My idea of resistance also includes laying low and infiltrating over time if that's what it takes for ultimate success.


Would playfully batting at things dangled in front of you, curling up in their lap and purring be part of this?
rosborne979
 
  1  
Reply Mon 21 Jun, 2010 09:45 pm
@ebrown p,
ebrown p wrote:

Quote:

My idea of resistance also includes laying low and infiltrating over time if that's what it takes for ultimate success.


Would playfully batting at things dangled in front of you, curling up in their lap and purring be part of this?

I was afraid you would ask me that.
0 Replies
 
laughoutlood
 
  2  
Reply Mon 21 Jun, 2010 09:49 pm
@failures art,
Quote:
Would the Aliens be ethically justified in their actions because they are a superior species?
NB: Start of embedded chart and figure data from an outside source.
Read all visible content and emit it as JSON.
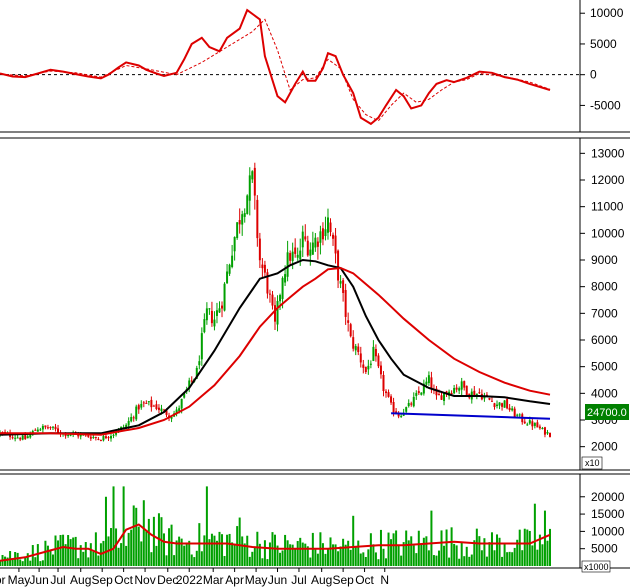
{
  "chart_data": [
    {
      "panel": "oscillator",
      "type": "line",
      "ylim": [
        -9000,
        11500
      ],
      "y_ticks": [
        "10000",
        "5000",
        "0",
        "-5000"
      ],
      "y_tick_values": [
        10000,
        5000,
        0,
        -5000
      ],
      "zero_line": "dashed",
      "series": [
        {
          "role": "main",
          "color": "#dd0000",
          "t": [
            0,
            5,
            10,
            15,
            20,
            25,
            30,
            35,
            40,
            43,
            47,
            50,
            55,
            58,
            62,
            65,
            70,
            73,
            76,
            80,
            83,
            87,
            90,
            95,
            98,
            103,
            105,
            110,
            113,
            117,
            120,
            122,
            125,
            128,
            130,
            133,
            136,
            140,
            143,
            147,
            150,
            153,
            157,
            160,
            163,
            167,
            170,
            173,
            177,
            180,
            185,
            190,
            195,
            200,
            205,
            210,
            218
          ],
          "v": [
            200,
            -300,
            -400,
            200,
            800,
            500,
            100,
            -300,
            -600,
            0,
            1200,
            2000,
            1500,
            800,
            200,
            -200,
            300,
            2500,
            5000,
            6000,
            4500,
            3800,
            6000,
            7500,
            10500,
            9000,
            3000,
            -3500,
            -4500,
            -1500,
            500,
            -1000,
            -1000,
            1000,
            3500,
            3000,
            0,
            -3000,
            -7000,
            -8000,
            -7000,
            -5000,
            -2500,
            -3500,
            -5500,
            -5000,
            -3000,
            -1500,
            -900,
            -1200,
            -500,
            500,
            300,
            -400,
            -800,
            -1500,
            -2500
          ]
        },
        {
          "role": "signal",
          "color": "#dd0000",
          "style": "dashed",
          "t": [
            0,
            10,
            20,
            30,
            40,
            50,
            60,
            70,
            80,
            90,
            100,
            105,
            110,
            115,
            120,
            125,
            130,
            135,
            140,
            145,
            150,
            155,
            160,
            165,
            170,
            175,
            180,
            185,
            190,
            200,
            210,
            218
          ],
          "v": [
            100,
            -200,
            600,
            300,
            -400,
            1500,
            800,
            0,
            2000,
            4500,
            7000,
            9000,
            4000,
            -2500,
            -800,
            -500,
            2500,
            1000,
            -4000,
            -6500,
            -7500,
            -5000,
            -3000,
            -4500,
            -4000,
            -2500,
            -1200,
            -800,
            200,
            -300,
            -1200,
            -2400
          ]
        }
      ]
    },
    {
      "panel": "price",
      "type": "candlestick",
      "ylim": [
        1200,
        13500
      ],
      "y_ticks": [
        "13000",
        "12000",
        "11000",
        "10000",
        "9000",
        "8000",
        "7000",
        "6000",
        "5000",
        "4000",
        "3000",
        "2000"
      ],
      "y_tick_values": [
        13000,
        12000,
        11000,
        10000,
        9000,
        8000,
        7000,
        6000,
        5000,
        4000,
        3000,
        2000
      ],
      "last_price_label": "24700.0",
      "unit_multiplier": "x10",
      "close_anchors": {
        "t": [
          0,
          10,
          15,
          20,
          25,
          30,
          35,
          40,
          45,
          50,
          55,
          58,
          62,
          65,
          68,
          70,
          72,
          75,
          78,
          80,
          82,
          85,
          88,
          92,
          96,
          100,
          103,
          106,
          109,
          112,
          115,
          118,
          120,
          123,
          127,
          130,
          133,
          136,
          139,
          142,
          145,
          148,
          152,
          155,
          158,
          162,
          166,
          170,
          173,
          176,
          180,
          183,
          186,
          190,
          193,
          197,
          200,
          203,
          207,
          212,
          215,
          218
        ],
        "c": [
          2500,
          2300,
          2700,
          2700,
          2500,
          2450,
          2400,
          2300,
          2500,
          2800,
          3500,
          3600,
          3500,
          3300,
          3200,
          3300,
          3700,
          4300,
          4800,
          6000,
          7000,
          6800,
          7500,
          9500,
          11000,
          12000,
          9000,
          8000,
          6500,
          8500,
          9200,
          9000,
          9800,
          9500,
          10000,
          10500,
          9000,
          7500,
          6000,
          5500,
          4800,
          5500,
          4200,
          3500,
          3200,
          3500,
          4000,
          4500,
          3800,
          4000,
          4200,
          4300,
          4000,
          4000,
          3800,
          3600,
          3600,
          3300,
          3000,
          2800,
          2600,
          2470
        ]
      },
      "series": [
        {
          "name": "",
          "role": "ma_short",
          "color": "#000000",
          "t": [
            0,
            20,
            40,
            55,
            65,
            75,
            85,
            95,
            103,
            110,
            115,
            120,
            125,
            130,
            135,
            140,
            145,
            150,
            155,
            160,
            170,
            180,
            190,
            200,
            210,
            218
          ],
          "v": [
            2450,
            2500,
            2500,
            2800,
            3300,
            4200,
            5600,
            7200,
            8300,
            8500,
            8800,
            9000,
            8950,
            8800,
            8700,
            8000,
            6900,
            6000,
            5300,
            4700,
            4200,
            3900,
            3900,
            3850,
            3700,
            3600
          ]
        },
        {
          "name": "",
          "role": "ma_long",
          "color": "#dd0000",
          "t": [
            0,
            20,
            40,
            55,
            65,
            75,
            85,
            95,
            103,
            110,
            115,
            120,
            125,
            130,
            135,
            140,
            145,
            150,
            155,
            160,
            170,
            180,
            190,
            200,
            210,
            218
          ],
          "v": [
            2500,
            2500,
            2450,
            2700,
            3000,
            3500,
            4300,
            5400,
            6500,
            7200,
            7600,
            8000,
            8300,
            8650,
            8700,
            8500,
            8100,
            7700,
            7250,
            6800,
            6000,
            5300,
            4800,
            4400,
            4100,
            3950
          ]
        },
        {
          "name": "",
          "role": "support",
          "color": "#0000cc",
          "t": [
            155,
            218
          ],
          "v": [
            3250,
            3050
          ]
        }
      ]
    },
    {
      "panel": "volume",
      "type": "bar",
      "ylim": [
        0,
        26000
      ],
      "y_ticks": [
        "20000",
        "15000",
        "10000",
        "5000"
      ],
      "y_tick_values": [
        20000,
        15000,
        10000,
        5000
      ],
      "unit_multiplier": "x1000",
      "bar_color": "#00a000",
      "base_profile": {
        "t": [
          0,
          10,
          20,
          30,
          40,
          45,
          50,
          55,
          60,
          65,
          70,
          80,
          90,
          100,
          110,
          120,
          130,
          140,
          150,
          160,
          170,
          180,
          190,
          200,
          210,
          218
        ],
        "v": [
          3000,
          3500,
          5000,
          6000,
          6000,
          7000,
          7000,
          13000,
          11000,
          8000,
          7000,
          7500,
          7500,
          7000,
          6000,
          6000,
          6000,
          5000,
          6500,
          6500,
          7000,
          7000,
          6500,
          6500,
          6500,
          7000
        ]
      },
      "spikes": [
        {
          "t": 42,
          "v": 20000
        },
        {
          "t": 45,
          "v": 23000
        },
        {
          "t": 49,
          "v": 23000
        },
        {
          "t": 57,
          "v": 19000
        },
        {
          "t": 82,
          "v": 23000
        },
        {
          "t": 95,
          "v": 14000
        },
        {
          "t": 140,
          "v": 14500
        },
        {
          "t": 171,
          "v": 16000
        },
        {
          "t": 212,
          "v": 18000
        },
        {
          "t": 216,
          "v": 16000
        }
      ],
      "series": [
        {
          "name": "",
          "role": "volume_ma",
          "color": "#dd0000",
          "t": [
            0,
            10,
            20,
            25,
            30,
            35,
            40,
            45,
            50,
            55,
            60,
            65,
            70,
            80,
            90,
            100,
            110,
            120,
            130,
            140,
            150,
            160,
            170,
            180,
            190,
            200,
            210,
            218
          ],
          "v": [
            1500,
            2500,
            4500,
            5500,
            5000,
            5000,
            3500,
            5000,
            10500,
            12000,
            9000,
            7000,
            6500,
            6500,
            6500,
            5500,
            5000,
            5000,
            5000,
            5500,
            6000,
            6000,
            6500,
            7000,
            6500,
            6500,
            6500,
            9000
          ]
        }
      ]
    }
  ],
  "x_axis": {
    "labels": [
      "Apr",
      "May",
      "Jun",
      "Jul",
      "Aug",
      "Sep",
      "Oct",
      "Nov",
      "Dec",
      "2022",
      "Mar",
      "Apr",
      "May",
      "Jun",
      "Jul",
      "Aug",
      "Sep",
      "Oct",
      "N"
    ],
    "positions_t": [
      -1.5,
      7.5,
      15.5,
      23,
      32,
      40.5,
      49,
      57.5,
      66.5,
      75,
      84.5,
      93,
      101.5,
      110,
      118.5,
      127.5,
      136,
      144.5,
      152.5
    ]
  }
}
Only if they aren't illegal aliens.

Having crossed the vastness of space and time to get here I'd suggest they should start with some playful probing before the ineluctable mutilation and death.

Sadly you have not been selected for the breeding program so your question about ethics is a redundancy.

When they come for you I'd suggest you don't yell, "eat me", again.
0 Replies
 
IceB0x
 
  1  
Reply Tue 22 Jun, 2010 07:45 pm
@Eorl,
You're not, Eorl. Sorry about that. I could have sworn I replied to your post.
0 Replies
 
IceB0x
 
  1  
Reply Tue 22 Jun, 2010 07:48 pm
@Eorl,
I never said I would cause the extinction of a species simply because I refused to test an individual. In all reality, no testing can ever be justified without consent. That doesn't mean that people don't feel the need of the test outweighs the harm on an individual being tested. You could choose to kill one to save many, technically, and it is for the 'best' in a sense. But it still isn't justified.